Officials in the southern Pacific coast state of Guerrero said six people were found dead inside an SUV.
Five of the victims were bound with adhesive tape, while the sixth was wrapped in a black plastic garbage bag and accompanied by a message from the killers, the state Public Safety Office said in a statement.
Separately, two people were gunned down Sunday night inside a pool hall in the town of Ajuchitlan del Progreso.
Though authorities have yet to identify any victims or a motive in either case, the killings bore the hallmarks of organized crime, the statement said.
Nine people were slain in the western state of Sinaloa, a spokesman for the state Attorney General’s Office told Efe Monday.
Four bodies were discovered inside a burned-out SUV in Culiacan, the state capital, the spokesman said, adding that 22 shell casings from an AK-47 assault rifle were collected at the scene.
In the town of Navolato, four people who had been kidnapped elsewhere were found shot to death near a technical training school. Another person turned up dead in the community of El Quemadito.

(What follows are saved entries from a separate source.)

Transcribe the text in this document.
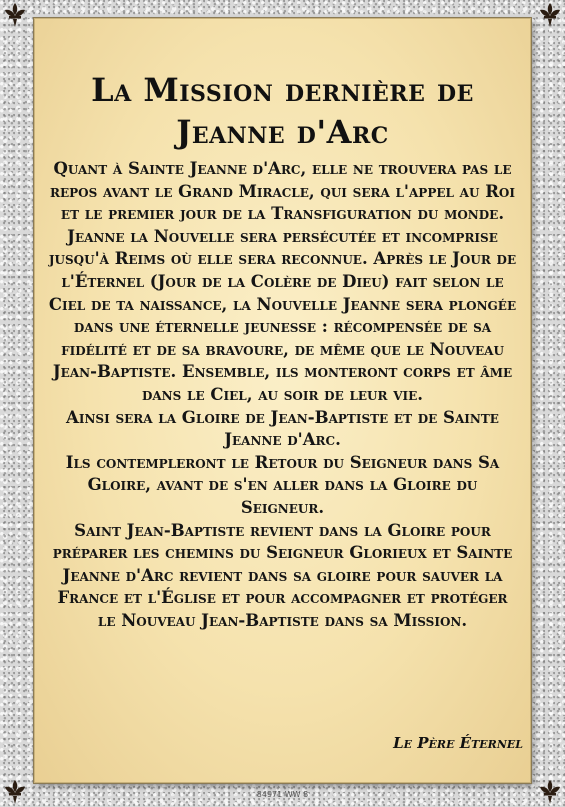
La Mission dernière de
Jeanne d'Arc

Quant à Sainte Jeanne d'Arc, elle ne trouvera pas le repos avant le Grand Miracle, qui sera l'appel au Roi et le premier jour de la Transfiguration du monde. Jeanne la Nouvelle sera persécutée et incomprise jusqu'à Reims où elle sera reconnue. Après le Jour de l'Éternel (Jour de la Colère de Dieu) fait selon le Ciel de ta naissance, la Nouvelle Jeanne sera plongée dans une éternelle jeunesse : récompensée de sa fidélité et de sa bravoure, de même que le Nouveau Jean-Baptiste. Ensemble, ils monteront corps et âme dans le Ciel, au soir de leur vie.

Ainsi sera la Gloire de Jean-Baptiste et de Sainte Jeanne d'Arc.

Ils contempleront le Retour du Seigneur dans Sa Gloire, avant de s'en aller dans la Gloire du Seigneur.

Saint Jean-Baptiste revient dans la Gloire pour préparer les chemins du Seigneur Glorieux et Sainte Jeanne d'Arc revient dans sa gloire pour sauver la France et l'Église et pour accompagner et protéger le Nouveau Jean-Baptiste dans sa Mission.

Le Père Éternel
84971 WW 8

News of the slayings in Guerrero and Sinaloa followed word that a dozen people were killed over the weekend in Ciudad Juarez, Mexico’s murder capital.
Police found the bodies of five people who had been gunned down inside a hair salon in the northern border city, the Chihuahua state Attorney General’s Office said.
Police homicide unit officers also found three bodies and a wounded man at a house in Juarez, located just across the Rio Grande from El Paso, Texas.
The wounded man was taken to a hospital, where he died a short time later.
Three other people were killed in separate incidents, the Chihuahua AG’s office said.
Ciudad Juarez has witnessed more than 5,000 murders since 2008 and this year’s death toll stands at more than 1,600.
The vast majority of the killings in Juarez and Chihuahua are attributed to a bitter turf battle among drug cartels and the related conflict between the criminals and the security forces.
Some 25,000 people have died in drug-related violence since President Felipe Calderon declared war on Mexico’s cartels shortly after taking office in December 2006.
More than 7,000 gangland killings have occurred so far this year in Mexico, Attorney General Arturo Chavez Chavez said recently.
The death toll for all of 2009 was 7,724.